Review: "Curious Case of Benjamin Button" is masterpiece of filmmaking

Friday, January 2, 2009

"The Curious Case of Benjamin Button" is a great film. It's beautiful, epic and novelistic in its completeness. The film is about the living of life and the understanding of death. And it's all about love.

It's films like "Button" that have me sitting in the darkened theater holding my breath: 20 or so minutes in I realize the film is trying for greatness and achieving it. I realize I'm watching something that is trying to be more than a moneymaking endeavor. It is trying to be unique and new. Every camera angle is well-placed, the actors seem real, the locations and attention to detail is perfect.

To put it too simply, it's truly interesting. I hold my breath because the filmmaker's eventual success will allow more films of such lofty goals to be made, and that will enrich us all.

Most interesting about "Button" is that no one aspect of the film overpowered the rest. The film is not great because of a single actor's performance or the production design, but because of the film's entirety. All the components of the film came together in a perfect storm.

A great producer, Kathleen Kennedy ("E.T.," "The Color Purple," "Jurassic Park," "Indiana Jones"), who has earned more box office dollars than any producer in history, joins with a great writer, Eric Roth ("Forrest Gump"), who is an Oscar-winning screenwriter, to adapt a short story by one of America's greatest writers, F. Scott Fitzgerald. She hires a great director, David Fincher ("Se7en," "The Game," "Fight Club"), and two of the biggest movies stars, Brad Pitt and Cate Blanchett. Such a stable of highly paid talent can certainly fail: It's the stuff of books and legends, but without such big budget risks we'd never get the classics.

"The Curious Case of Benjamin Button" is taken from a short story by Fitzgerald. It's a "curious" case of a boy (Brad Pitt) who ages in reverse. At birth his little legs and hands have arthritis, he's almost blind from cataracts, and his skin is wrinkled and aged. Abandoned on the steps of an old folks home, a barren caretaker Queenie (Taraji P. Henson) takes in the boy and raises him as her own, no matter his differences.

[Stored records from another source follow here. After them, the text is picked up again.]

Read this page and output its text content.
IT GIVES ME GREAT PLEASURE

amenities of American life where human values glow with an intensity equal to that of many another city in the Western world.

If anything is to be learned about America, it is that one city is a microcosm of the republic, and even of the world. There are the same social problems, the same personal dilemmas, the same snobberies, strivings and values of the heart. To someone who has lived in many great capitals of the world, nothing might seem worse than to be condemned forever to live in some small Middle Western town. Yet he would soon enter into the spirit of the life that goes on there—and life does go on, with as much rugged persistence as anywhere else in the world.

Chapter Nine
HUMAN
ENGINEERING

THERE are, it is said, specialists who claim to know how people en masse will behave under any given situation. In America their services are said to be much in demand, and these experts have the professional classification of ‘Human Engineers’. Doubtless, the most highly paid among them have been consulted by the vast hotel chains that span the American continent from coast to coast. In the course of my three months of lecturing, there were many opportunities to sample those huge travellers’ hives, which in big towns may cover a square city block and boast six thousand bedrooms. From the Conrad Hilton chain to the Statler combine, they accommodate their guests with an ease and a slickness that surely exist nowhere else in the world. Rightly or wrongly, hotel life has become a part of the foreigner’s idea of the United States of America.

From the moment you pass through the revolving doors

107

As he starts to grow he turns into a little old man who fits in well with the home's elderly clients. He learns about death, caring for others and the hardships that life brings. His only contact with people his own age is Daisy (Cate Blanchett), a granddaughter of one of the home's residents. As he watches her grow, and she learns to see the inner Benjamin, they fall in love. But until they get closer in age, Benjamin must go on with his life.

"You never know what's coming at you," Queenie tells the young Benjamin. Life isn't easy or hard, it just is. He'll find love and sex and war. He'll have adventures and hardships. He'll make great friends and see great things. And he will know he's racing to his death.

Of all the questions about the plot — that he ages in reverse — one is not often asked: How would you live your life if aging in reverse offered you a guarantee of the time of your death? As we grow old and infirm, we know that we'll need to account for our care, for our well-being, but by growing younger, we'd know when the end would come. So if you knew the approximate date of your death, would you lead your life differently? Would you still covet the grand material things?